How to lie with statistics
Trump/McKinley Paycheck Protection Program edition
On Tuesday, our local congressman, David McKinley, retweeted the following from the GOP and the White House:
The #PaycheckProtectionProgram is helping small businesses across the country, especially the smallest and hardest hit.
— Financial Services GOP (@FinancialCmte) April 28, 2020
In fact, 1 million out of the first 1.6 million #PPPLoans went to businesses with 10 employees or less. pic.twitter.com/IElCLMH7oB
America's smallest businesses received the majority of loans in the first wave of the Paycheck Protection Program! 🇺🇸 pic.twitter.com/KzvGKF0cjh
— The White House (@WhiteHouse) April 28, 2020
I had read that the Paycheck Protection Program had favored large businesses over small ones and that many small businesses had been shut out by banks who clearly favored their own clients. But wow, what a great program!
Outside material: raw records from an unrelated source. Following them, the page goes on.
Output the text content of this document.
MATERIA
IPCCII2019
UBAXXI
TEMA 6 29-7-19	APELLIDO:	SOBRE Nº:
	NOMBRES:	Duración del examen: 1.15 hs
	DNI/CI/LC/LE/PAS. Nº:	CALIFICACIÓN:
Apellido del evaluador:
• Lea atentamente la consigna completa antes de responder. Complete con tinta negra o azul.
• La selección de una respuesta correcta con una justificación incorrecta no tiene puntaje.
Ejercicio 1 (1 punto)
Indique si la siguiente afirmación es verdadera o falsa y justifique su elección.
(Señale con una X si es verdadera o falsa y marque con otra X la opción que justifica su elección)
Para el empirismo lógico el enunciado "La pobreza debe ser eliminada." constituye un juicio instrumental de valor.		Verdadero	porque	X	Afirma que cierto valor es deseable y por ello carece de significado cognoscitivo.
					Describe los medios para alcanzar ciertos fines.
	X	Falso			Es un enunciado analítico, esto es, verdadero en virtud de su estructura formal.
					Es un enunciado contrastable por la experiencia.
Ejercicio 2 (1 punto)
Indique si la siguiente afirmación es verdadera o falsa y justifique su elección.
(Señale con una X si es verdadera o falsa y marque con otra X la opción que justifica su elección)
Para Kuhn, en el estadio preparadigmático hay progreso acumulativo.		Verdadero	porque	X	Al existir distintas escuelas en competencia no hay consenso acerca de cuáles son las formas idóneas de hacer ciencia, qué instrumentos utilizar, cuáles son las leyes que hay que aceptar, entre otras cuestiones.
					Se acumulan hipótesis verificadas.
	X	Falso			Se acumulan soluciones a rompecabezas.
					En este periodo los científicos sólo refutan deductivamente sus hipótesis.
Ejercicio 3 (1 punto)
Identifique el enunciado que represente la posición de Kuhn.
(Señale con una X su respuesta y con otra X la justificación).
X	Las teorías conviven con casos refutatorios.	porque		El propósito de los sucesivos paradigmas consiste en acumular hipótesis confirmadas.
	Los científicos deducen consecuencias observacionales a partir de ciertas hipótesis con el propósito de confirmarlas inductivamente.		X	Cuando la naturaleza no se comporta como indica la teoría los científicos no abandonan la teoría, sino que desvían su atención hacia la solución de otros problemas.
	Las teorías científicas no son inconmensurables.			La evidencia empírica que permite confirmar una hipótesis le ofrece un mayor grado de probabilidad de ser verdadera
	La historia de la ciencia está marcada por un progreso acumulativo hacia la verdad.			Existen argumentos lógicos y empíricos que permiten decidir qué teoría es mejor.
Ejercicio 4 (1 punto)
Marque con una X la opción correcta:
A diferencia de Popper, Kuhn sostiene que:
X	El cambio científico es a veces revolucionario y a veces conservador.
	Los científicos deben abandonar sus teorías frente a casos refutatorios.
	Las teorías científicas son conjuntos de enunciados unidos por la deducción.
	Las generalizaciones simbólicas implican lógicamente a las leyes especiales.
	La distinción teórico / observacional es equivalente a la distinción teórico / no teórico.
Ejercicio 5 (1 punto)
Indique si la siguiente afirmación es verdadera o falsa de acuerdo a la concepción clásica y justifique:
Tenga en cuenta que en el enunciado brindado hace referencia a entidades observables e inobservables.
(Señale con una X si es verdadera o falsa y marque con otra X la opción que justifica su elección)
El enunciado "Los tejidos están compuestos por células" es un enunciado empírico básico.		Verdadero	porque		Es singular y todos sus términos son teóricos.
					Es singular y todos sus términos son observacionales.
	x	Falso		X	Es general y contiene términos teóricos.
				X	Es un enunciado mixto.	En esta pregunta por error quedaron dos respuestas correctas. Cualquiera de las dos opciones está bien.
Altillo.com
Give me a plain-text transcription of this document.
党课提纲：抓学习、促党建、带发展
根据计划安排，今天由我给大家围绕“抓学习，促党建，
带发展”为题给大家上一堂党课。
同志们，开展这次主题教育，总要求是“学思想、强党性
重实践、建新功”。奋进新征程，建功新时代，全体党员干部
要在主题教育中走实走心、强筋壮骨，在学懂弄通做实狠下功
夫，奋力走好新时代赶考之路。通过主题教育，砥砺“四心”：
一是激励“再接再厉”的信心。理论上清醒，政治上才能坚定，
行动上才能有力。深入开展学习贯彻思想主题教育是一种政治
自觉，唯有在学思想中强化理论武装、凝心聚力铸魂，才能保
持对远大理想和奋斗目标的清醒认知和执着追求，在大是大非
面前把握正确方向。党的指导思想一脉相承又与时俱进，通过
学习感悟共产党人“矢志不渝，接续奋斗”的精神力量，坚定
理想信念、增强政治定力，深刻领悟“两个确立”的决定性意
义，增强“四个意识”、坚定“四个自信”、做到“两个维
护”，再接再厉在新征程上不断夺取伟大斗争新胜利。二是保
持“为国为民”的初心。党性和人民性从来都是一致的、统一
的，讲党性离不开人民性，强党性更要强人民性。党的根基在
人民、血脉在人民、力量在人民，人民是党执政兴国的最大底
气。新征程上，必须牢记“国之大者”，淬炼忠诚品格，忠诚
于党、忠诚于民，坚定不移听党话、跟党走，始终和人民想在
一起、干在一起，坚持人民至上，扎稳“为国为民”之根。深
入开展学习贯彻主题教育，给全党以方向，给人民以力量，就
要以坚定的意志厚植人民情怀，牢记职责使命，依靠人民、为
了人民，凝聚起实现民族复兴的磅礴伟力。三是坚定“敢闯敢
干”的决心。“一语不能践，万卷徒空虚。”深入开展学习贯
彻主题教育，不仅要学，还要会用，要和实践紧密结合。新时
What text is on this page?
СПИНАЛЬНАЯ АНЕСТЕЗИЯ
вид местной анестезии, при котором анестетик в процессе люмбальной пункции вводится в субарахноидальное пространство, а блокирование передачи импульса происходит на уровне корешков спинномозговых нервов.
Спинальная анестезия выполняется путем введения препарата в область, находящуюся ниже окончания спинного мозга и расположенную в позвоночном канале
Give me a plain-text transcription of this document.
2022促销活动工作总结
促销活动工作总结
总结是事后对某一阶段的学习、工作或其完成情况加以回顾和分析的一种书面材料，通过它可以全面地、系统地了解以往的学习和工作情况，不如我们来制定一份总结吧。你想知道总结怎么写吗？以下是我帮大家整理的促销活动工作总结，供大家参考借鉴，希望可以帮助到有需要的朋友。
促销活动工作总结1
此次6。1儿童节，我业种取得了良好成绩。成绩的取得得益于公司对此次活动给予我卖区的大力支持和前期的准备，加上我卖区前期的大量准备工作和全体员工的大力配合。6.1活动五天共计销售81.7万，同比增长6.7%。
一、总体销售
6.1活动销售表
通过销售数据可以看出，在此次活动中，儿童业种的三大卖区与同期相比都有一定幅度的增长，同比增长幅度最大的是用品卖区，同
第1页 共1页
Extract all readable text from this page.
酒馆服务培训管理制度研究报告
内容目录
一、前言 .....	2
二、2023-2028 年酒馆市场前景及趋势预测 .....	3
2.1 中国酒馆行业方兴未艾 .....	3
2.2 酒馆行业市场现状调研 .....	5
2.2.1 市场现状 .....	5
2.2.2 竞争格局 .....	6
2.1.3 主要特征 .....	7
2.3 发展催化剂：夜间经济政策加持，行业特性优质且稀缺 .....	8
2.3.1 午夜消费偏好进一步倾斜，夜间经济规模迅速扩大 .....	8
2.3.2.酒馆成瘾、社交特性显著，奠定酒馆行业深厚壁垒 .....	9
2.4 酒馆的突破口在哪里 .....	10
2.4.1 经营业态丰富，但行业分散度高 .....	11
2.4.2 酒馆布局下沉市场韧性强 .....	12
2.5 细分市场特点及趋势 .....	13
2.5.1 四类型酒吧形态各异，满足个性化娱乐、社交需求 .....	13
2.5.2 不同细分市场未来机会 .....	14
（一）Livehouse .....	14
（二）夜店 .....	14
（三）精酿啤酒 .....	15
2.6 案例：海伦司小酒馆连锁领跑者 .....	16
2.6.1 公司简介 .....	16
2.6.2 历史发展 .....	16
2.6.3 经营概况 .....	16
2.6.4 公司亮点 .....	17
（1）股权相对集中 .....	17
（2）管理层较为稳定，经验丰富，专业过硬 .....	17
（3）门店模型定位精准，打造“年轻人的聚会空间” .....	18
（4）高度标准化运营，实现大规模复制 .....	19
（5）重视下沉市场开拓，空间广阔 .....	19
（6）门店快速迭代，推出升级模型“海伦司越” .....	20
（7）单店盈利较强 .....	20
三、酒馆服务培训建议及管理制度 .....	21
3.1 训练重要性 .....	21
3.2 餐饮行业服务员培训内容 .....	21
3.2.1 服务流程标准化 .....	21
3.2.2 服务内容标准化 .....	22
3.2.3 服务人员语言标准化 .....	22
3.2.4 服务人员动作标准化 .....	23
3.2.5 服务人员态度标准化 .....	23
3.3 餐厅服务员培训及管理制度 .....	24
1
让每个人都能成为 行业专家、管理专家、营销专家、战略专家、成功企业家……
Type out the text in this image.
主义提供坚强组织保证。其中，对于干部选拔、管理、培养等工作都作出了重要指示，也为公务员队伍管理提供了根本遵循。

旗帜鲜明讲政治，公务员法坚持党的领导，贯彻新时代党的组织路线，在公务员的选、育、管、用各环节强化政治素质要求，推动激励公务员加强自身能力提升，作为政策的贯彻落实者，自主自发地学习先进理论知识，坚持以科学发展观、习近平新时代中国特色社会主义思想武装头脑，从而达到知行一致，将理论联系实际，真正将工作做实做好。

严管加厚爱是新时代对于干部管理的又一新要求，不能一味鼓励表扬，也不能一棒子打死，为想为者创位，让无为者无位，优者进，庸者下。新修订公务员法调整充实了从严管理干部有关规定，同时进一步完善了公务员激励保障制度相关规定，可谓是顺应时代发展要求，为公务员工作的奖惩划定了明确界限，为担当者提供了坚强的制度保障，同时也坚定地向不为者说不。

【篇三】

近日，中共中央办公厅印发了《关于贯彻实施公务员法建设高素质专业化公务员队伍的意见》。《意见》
It's a government program reaching those who most need it. Or that, at least, is how Trump and McKinley want us to respond to the program. A closer look yields a much different response.
Some analysis
The first McKinley tweet tells us that “1 million out of the first $1.6 million went to businesses with 10 employees or less.” But wait a minute, the program gave out a total of $349 billion (with a b). If you do the math (subtracting 1.6 million from $349 billion), the obvious question becomes “what happened with the remaining $348,998,400,000?” We don’t know: despite pressure from Democrats and the media, the government has still not released who received what amount.
Look at McKinley’s second tweet. It appears to be new information, but it is the same information as the first only it's stated differently. 1 million divided by 1.6 million yields the 62.5% figure. Again, the $1.6 million is a very, very small percentage of the amount spent. (If I did the math correctly, the amount cited is less than one-half of one percent of the overall total.) As I noted above, the government has revealed nothing about how the money was spent in the 99.5% of the program that was not in the first wave.
What we do know
The Associated Press, Fortune, and CNBC, among others, have done some investigating and found that many of the program's recipients did not fit the "mom and pop"or small business label that the Trump administration attached to them. For instance, the CNBC link headlines:
Here are the largest public companies taking payroll loans meant for small businesses
It then presents the following chart (from Morgan Stanley’s findings):
Congressman McKinley: how is this helping America’s small businesses? And if this is such a good program, why don't you pressure the Trump administration to list the recipients and the dollar amount they received? That way, skeptics such as myself can see what a great job the Trump administration has done.